Mieux cela que d'être sourd aurait dit la Pompadour. Il était donc tel un blaireau remuant son terrier, à plat ventre, trifouillant toute sorte de chose avec ses mains. Il chercha vraiment, d’abord sans s’énerver, se remémorant l’endroit où il fût passé,  puis il chercha vainement en maugréant d’avoir été aussi négligeant. Avec cette cheville qui commençait à le lancer il ne pouvait même pas rentrer à pied.  Au bout d’une demi-heure consacrée à quadriller le cercle des clés disparues, ses doigts ressentirent l’objet tant recherché exactement là où il fût laissé.

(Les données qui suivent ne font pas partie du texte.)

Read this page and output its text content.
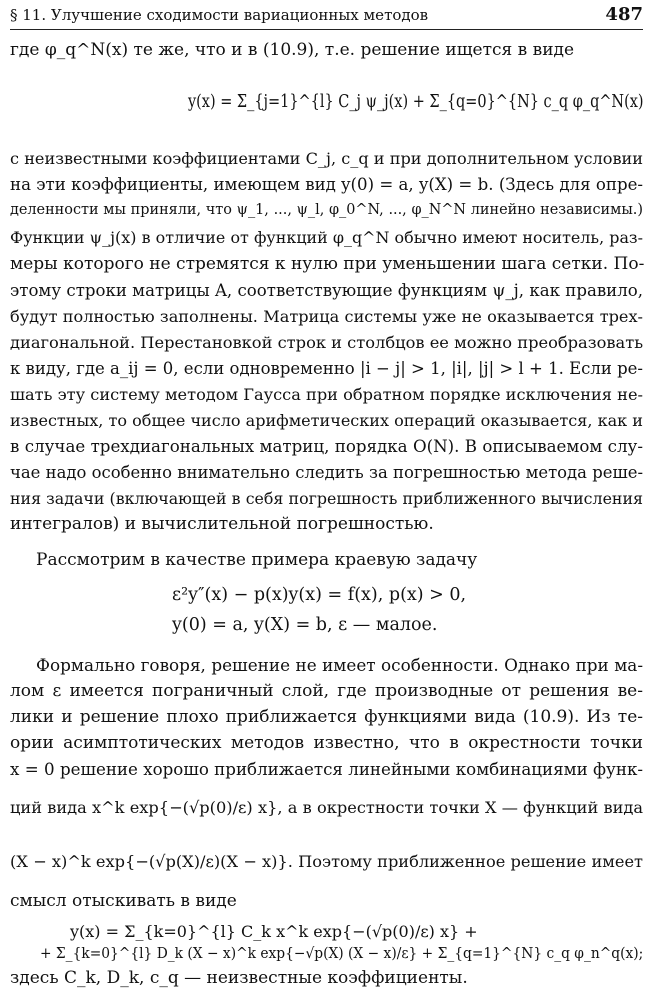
§ 11. Улучшение сходимости вариационных методов	487
где φ_q^N(x) те же, что и в (10.9), т.е. решение ищется в виде
y(x) = Σ_{j=1}^{l} C_j ψ_j(x) + Σ_{q=0}^{N} c_q φ_q^N(x)
с неизвестными коэффициентами C_j, c_q и при дополнительном условии
на эти коэффициенты, имеющем вид y(0) = a, y(X) = b. (Здесь для опре-
деленности мы приняли, что ψ_1, ..., ψ_l, φ_0^N, ..., φ_N^N линейно независимы.)
Функции ψ_j(x) в отличие от функций φ_q^N обычно имеют носитель, раз-
меры которого не стремятся к нулю при уменьшении шага сетки. По-
этому строки матрицы A, соответствующие функциям ψ_j, как правило,
будут полностью заполнены. Матрица системы уже не оказывается трех-
диагональной. Перестановкой строк и столбцов ее можно преобразовать
к виду, где a_ij = 0, если одновременно |i − j| > 1, |i|, |j| > l + 1. Если ре-
шать эту систему методом Гаусса при обратном порядке исключения не-
известных, то общее число арифметических операций оказывается, как и
в случае трехдиагональных матриц, порядка O(N). В описываемом слу-
чае надо особенно внимательно следить за погрешностью метода реше-
ния задачи (включающей в себя погрешность приближенного вычисления
интегралов) и вычислительной погрешностью.
Рассмотрим в качестве примера краевую задачу
ε²y″(x) − p(x)y(x) = f(x), p(x) > 0,
y(0) = a, y(X) = b, ε — малое.
Формально говоря, решение не имеет особенности. Однако при ма-
лом ε имеется пограничный слой, где производные от решения ве-
лики и решение плохо приближается функциями вида (10.9). Из те-
ории асимптотических методов известно, что в окрестности точки
x = 0 решение хорошо приближается линейными комбинациями функ-
ций вида x^k exp{−(√p(0)/ε) x}, а в окрестности точки X — функций вида
(X − x)^k exp{−(√p(X)/ε)(X − x)}. Поэтому приближенное решение имеет
смысл отыскивать в виде
y(x) = Σ_{k=0}^{l} C_k x^k exp{−(√p(0)/ε) x} +
+ Σ_{k=0}^{l} D_k (X − x)^k exp{−√p(X) (X − x)/ε} + Σ_{q=1}^{N} c_q φ_n^q(x);
здесь C_k, D_k, c_q — неизвестные коэффициенты.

Il n’était pas d’humeur badine mais il appuya sur le petit appendice sans âme en prononçant la formule magique « sésame ouvre-toi » et le minibus s’ouvrit. De retour au bercail, le plus simple fût de se taire car tout ce qu’il aurait pu dire ou faire aurait été retenu contre lui. Pas très fier il prit du genépi et un peu de bière, mit ensuite les glaçons sur la blessure, s’aspergea de pommades et d’onguents en tout genre puis il forma un bandage pour la nuit. Aux vues de sa blessure qui n’avait pas trop enflée et n’était que faiblement violacée, il pouvait se dire qu’avant les quartiers d’hiver il reviendrait dans son petit Trianon adoré.

Genépi faisant, pensant que cette entorse vaut bien une leçon, tout ce qu’il pût retenir de cette aventure, c’est une formule rassemblant deux concepts de temps. « Quand c’est l’heure, c’est l’heure », pensa t-il distinctement, ajoutant au célèbre dicton « dans un sens comme dans l’autre » puisque par simple opposition « quand ce n’est pas l’heure, ce n’est pas l’heure », tout simplement.

Au milieu de toute ces répétitions, il avait voulu forcer le temps en s’engageant dans ce tour supplémentaire. Et ce fût néfaste il est vrai, mais il est vrai tout autant qu’il aurait pût soutenir une plus grave blessure et chercherait encore à rentrer si le sort en avait décidé autrement.